In the wake of the incident, the crowd reportedly became so unruly that other units had to be called in to help. Some in the crowd, upset because officers shot one of the suspects, reportedly invoked the situation in the St. Louis suburb of Ferguson, where tensions are high after officers shot and killed a man some witnesses say was unarmed and trying to surrender. Police there say the man, 18-year-old Michael Brown, tried to grab an officer’s gun.
Protesters in Ferguson on Wednesday threw Molotov cocktails at officers, who used tear gas and smoke bombs to disperse the crowd.
During Wednesday’s situation in Detroit, one man crossed the yellow police line and allegedly tried to attack an officer, who used pepper spray to stop him. The man was taken into custody.
Detroit Police Chief James Craig said he’s taking steps to calm citizens, considering what’s happening in Missouri.
“My view is to keep dialogue with the community open,” he said Thursday morning. “There may have been some upset over Ferguson and expressed their frustration during our investigation (Wednesday).”
Craig said he will instruct his neighborhood police officers to reach out to the community. In March, the chief launched the NPO program, with help from a Skillman Foundation grant, to strengthen ties between police and the community.
“Our plan is to ensure our NPOs are in the neighborhoods maintaining communication,” Craig said Thursday.
Meanwhile, the Detroit Police Department is nearing the end of federal oversight, which the city agreed to in 2003 to avoid lawsuits alleging police misconduct including brutality and deplorable conditions of confinement.
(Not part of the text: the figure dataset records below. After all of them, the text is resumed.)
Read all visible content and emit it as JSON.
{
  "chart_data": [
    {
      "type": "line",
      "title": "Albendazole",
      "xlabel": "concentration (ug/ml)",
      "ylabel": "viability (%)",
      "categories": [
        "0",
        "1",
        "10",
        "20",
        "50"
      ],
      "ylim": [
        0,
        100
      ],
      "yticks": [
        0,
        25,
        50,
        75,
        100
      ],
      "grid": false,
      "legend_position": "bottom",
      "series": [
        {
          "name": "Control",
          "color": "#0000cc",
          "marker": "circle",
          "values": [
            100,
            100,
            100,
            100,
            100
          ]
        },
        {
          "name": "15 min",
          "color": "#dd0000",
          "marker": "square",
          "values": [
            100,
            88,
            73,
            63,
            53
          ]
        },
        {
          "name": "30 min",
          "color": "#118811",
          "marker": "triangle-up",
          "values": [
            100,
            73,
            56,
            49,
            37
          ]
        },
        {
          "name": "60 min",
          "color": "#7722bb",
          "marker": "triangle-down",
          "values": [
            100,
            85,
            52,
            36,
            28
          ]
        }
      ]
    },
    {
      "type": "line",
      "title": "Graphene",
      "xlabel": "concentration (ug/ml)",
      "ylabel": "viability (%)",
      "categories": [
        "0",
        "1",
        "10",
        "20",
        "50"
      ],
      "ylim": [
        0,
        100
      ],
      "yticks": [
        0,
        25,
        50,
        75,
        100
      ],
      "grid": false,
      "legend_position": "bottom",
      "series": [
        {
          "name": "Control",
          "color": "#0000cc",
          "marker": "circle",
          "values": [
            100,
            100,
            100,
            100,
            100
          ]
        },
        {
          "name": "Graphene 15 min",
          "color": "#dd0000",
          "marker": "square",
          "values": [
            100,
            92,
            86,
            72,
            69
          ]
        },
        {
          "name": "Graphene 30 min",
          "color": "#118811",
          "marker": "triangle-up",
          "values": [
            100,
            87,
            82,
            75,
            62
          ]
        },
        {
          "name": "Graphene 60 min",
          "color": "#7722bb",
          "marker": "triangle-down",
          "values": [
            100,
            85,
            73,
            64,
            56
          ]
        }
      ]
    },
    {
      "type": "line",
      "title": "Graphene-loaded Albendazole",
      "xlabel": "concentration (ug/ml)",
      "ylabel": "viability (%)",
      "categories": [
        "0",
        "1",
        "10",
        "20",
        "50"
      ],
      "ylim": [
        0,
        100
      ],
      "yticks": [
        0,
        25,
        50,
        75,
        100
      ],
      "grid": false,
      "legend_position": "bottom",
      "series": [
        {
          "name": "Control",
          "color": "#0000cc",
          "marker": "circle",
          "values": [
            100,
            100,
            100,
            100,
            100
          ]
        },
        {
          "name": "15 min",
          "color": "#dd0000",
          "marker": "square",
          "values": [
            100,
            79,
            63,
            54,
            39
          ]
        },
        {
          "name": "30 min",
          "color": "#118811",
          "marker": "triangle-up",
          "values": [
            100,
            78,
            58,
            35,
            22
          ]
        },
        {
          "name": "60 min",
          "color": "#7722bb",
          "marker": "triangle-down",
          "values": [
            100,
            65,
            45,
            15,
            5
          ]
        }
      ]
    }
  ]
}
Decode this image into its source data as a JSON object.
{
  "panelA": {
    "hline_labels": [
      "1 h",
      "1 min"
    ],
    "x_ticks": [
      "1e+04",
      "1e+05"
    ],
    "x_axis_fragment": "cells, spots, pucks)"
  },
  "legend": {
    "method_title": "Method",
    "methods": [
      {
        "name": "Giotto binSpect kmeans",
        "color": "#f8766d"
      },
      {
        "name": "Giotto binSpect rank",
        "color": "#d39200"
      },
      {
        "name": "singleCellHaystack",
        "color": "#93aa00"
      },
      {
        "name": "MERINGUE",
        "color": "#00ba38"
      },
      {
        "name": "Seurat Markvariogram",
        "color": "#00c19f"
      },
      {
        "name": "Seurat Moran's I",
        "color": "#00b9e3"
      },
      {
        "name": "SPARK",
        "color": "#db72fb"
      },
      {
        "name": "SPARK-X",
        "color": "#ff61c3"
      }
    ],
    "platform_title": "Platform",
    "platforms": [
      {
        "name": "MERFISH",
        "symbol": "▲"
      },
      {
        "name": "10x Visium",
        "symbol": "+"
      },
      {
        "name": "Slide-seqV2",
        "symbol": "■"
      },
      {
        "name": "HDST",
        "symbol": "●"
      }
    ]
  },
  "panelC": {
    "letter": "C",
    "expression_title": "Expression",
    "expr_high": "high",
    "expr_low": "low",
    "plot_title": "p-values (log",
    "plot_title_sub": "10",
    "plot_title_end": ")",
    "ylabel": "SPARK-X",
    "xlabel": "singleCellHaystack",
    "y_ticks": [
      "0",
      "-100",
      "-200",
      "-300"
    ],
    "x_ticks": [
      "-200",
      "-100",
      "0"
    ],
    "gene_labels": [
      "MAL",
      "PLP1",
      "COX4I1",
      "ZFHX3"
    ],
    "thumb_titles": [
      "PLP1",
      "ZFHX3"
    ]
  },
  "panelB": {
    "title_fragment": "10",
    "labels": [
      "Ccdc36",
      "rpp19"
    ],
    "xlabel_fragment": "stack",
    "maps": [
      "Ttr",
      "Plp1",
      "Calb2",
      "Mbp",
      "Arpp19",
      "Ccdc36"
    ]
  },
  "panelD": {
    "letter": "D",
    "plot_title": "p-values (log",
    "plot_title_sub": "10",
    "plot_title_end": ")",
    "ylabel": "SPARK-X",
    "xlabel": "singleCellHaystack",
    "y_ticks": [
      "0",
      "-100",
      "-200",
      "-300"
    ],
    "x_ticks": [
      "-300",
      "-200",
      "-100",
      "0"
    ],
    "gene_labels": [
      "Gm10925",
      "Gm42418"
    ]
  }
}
Prior to the agreement, there were several shootings by officers that some say hadn’t been properly investigated.
U.S. Department of Justice officials say the police department has since made significant steps toward fixing the issues that necessitated the three consent decrees.
Last week, Detroit law officials and the U.S. Department of Justice filed a joint motion in federal court asking a judge to terminate the oversight, and Justice entered an 18-month transition agreement with the police department, in which federal authorities would review Detroit police internal audits and conduct onsite visits to ensure police department reforms are sustained.
Ron Scott, director of the Detroit Coalition Against Police Brutality, who was instrumental in bringing federal oversight to the city, said there’s still a rift between many citizens and police.
“I think the situation in Ferguson could easily happen here,” he said. “We saw the tip of the iceberg last night, where the smallest thing could spark an incident. People feel disrespected, with the stop-and-frisk policy, and all these militarized raids.
“It happened in ’67, and it could happen now. I’m not hoping for it; I’m not advocating for it, but I’m just saying there’s tension in the street.”